Flow diagram of the study.
The distribution map of participants in this study.
The current diagnostic criteria for typical KD is persistent fever (≥5days) and at least four of the five clinical symptoms: (1)oral erythema; (2)bilateral conjunctival congestion; (3)rash (maculopapule, diffuse erythroderma, polymorphic erythema); (4)hand and foot erythema/edema/ desquamation; (5)cervical lymphadenopathy.11 The disease was coded using the 11th revised edition of the International Classification of Diseases(ICD-11; WHO 2024).12
Exposure assessment
The air pollution dataset comes from China High Air Pollutants (CHAP), a high-resolution near-surface air pollutant dataset in China. The dataset is produced by using artificial intelligence technology, surface solar radiation intensity and air temperature as the main predictors, combined with large data such as ground air pollution monitoring station monitoring data, atmospheric reanalysis and pollutant emission inventory.13 Finally, the daily average pollutant exposure concentration at a spatial resolution of 1 km was established. Random 10-fold cross-validation R2 value was 0.86.14 Based on the residential address of the child, we obtain the geographical coordinates, and use Arcmap10.3 software to perform spatial location matching to calculate the pollutant concentration of each participant’s residence, and obtain the corresponding spatial location pollutant value.
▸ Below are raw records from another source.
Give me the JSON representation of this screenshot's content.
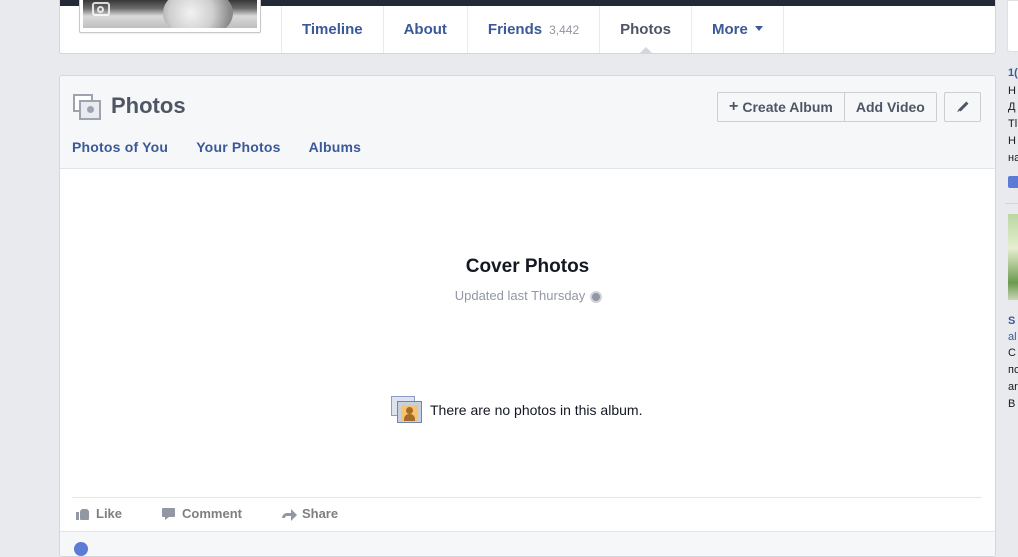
{
  "nav": {
    "tabs": [
      {
        "label": "Timeline"
      },
      {
        "label": "About"
      },
      {
        "label": "Friends",
        "count": "3,442"
      },
      {
        "label": "Photos"
      },
      {
        "label": "More"
      }
    ],
    "active_tab": "Photos"
  },
  "photos_card": {
    "title": "Photos",
    "create_album": "Create Album",
    "add_video": "Add Video",
    "sub_tabs": [
      "Photos of You",
      "Your Photos",
      "Albums"
    ],
    "album_title": "Cover Photos",
    "album_updated": "Updated last Thursday",
    "empty_message": "There are no photos in this album.",
    "actions": {
      "like": "Like",
      "comment": "Comment",
      "share": "Share"
    }
  },
  "right_column": {
    "lines_top": [
      "1(",
      "H",
      "Д",
      "Tl",
      "H",
      "на"
    ],
    "lines_bottom": [
      "S",
      "al",
      "С",
      "пс",
      "ar",
      "B"
    ]
  },
  "colors": {
    "link_blue": "#3b5998",
    "page_bg": "#e9eaed",
    "muted": "#9197a3"
  }
}
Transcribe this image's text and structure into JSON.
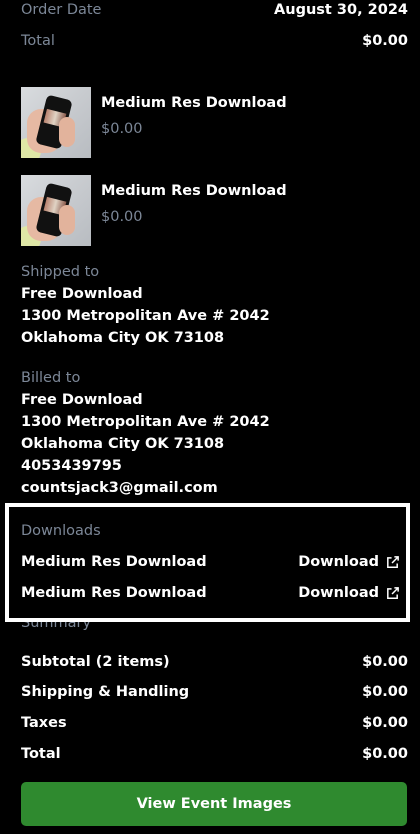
{
  "order": {
    "date_label": "Order Date",
    "date_value": "August 30, 2024",
    "total_label": "Total",
    "total_value": "$0.00"
  },
  "items": [
    {
      "title": "Medium Res Download",
      "price": "$0.00"
    },
    {
      "title": "Medium Res Download",
      "price": "$0.00"
    }
  ],
  "shipped_to": {
    "label": "Shipped to",
    "lines": [
      "Free Download",
      "1300 Metropolitan Ave # 2042",
      "Oklahoma City OK 73108"
    ]
  },
  "billed_to": {
    "label": "Billed to",
    "lines": [
      "Free Download",
      "1300 Metropolitan Ave # 2042",
      "Oklahoma City OK 73108",
      "4053439795",
      "countsjack3@gmail.com"
    ]
  },
  "downloads": {
    "label": "Downloads",
    "rows": [
      {
        "name": "Medium Res Download",
        "link": "Download",
        "icon": "external-link-icon"
      },
      {
        "name": "Medium Res Download",
        "link": "Download",
        "icon": "external-link-icon"
      }
    ]
  },
  "summary": {
    "label": "Summary",
    "rows": [
      {
        "label": "Subtotal (2 items)",
        "value": "$0.00"
      },
      {
        "label": "Shipping & Handling",
        "value": "$0.00"
      },
      {
        "label": "Taxes",
        "value": "$0.00"
      },
      {
        "label": "Total",
        "value": "$0.00"
      }
    ]
  },
  "actions": {
    "view_event_images": "View Event Images"
  },
  "colors": {
    "background": "#000000",
    "muted_text": "#7c8797",
    "button_green": "#2f8a2f",
    "highlight_border": "#ffffff"
  }
}
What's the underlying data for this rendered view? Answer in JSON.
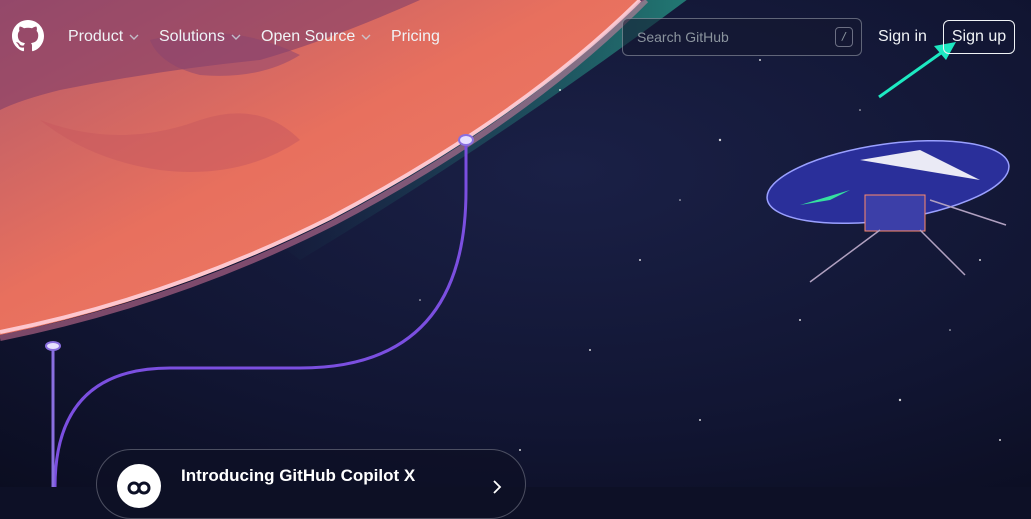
{
  "nav": {
    "items": [
      {
        "label": "Product",
        "has_dropdown": true
      },
      {
        "label": "Solutions",
        "has_dropdown": true
      },
      {
        "label": "Open Source",
        "has_dropdown": true
      },
      {
        "label": "Pricing",
        "has_dropdown": false
      }
    ]
  },
  "search": {
    "placeholder": "Search GitHub",
    "shortcut": "/"
  },
  "auth": {
    "sign_in": "Sign in",
    "sign_up": "Sign up"
  },
  "promo": {
    "title": "Introducing GitHub Copilot X"
  },
  "icons": {
    "logo": "github-mark-icon",
    "dropdown": "chevron-down-icon",
    "promo": "copilot-icon",
    "promo_arrow": "chevron-right-icon"
  },
  "colors": {
    "space": "#0d1026",
    "planet": "#e8705e",
    "planet_rim": "#ff8ab0",
    "aurora": "#2ecfa8",
    "trail": "#7b4fe0",
    "annotation_arrow": "#1de9c2"
  }
}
Study design and statistical analysis
The association between air pollutants and KD was studied using a time-stratified case-crossover design. This research design can control confounding factors and risks that change over time in the short term.15,16 The case group was used as its own control group to avoid the deviation of exposure on different dates.17 It can also control all known and unknown confounding factors, such as age, weight, socio-economic factors and genetic predisposition. Time series methods have been widely used to study the impact of the environment on adverse health outcomes.2,18
Poisson generalized additive model was used to analyze the influence of daily weather conditions on the occurrence of KD. The model can be applied to linear and nonlinear models, and has the advantages of interpretability, flexibility and regularization.19 In order to consider the time lag effect of various exposures, the lag time is from the day of fever to 8 days ago, that is, to study the effect of 0–8 days lag of O3 on the occurrence of KD.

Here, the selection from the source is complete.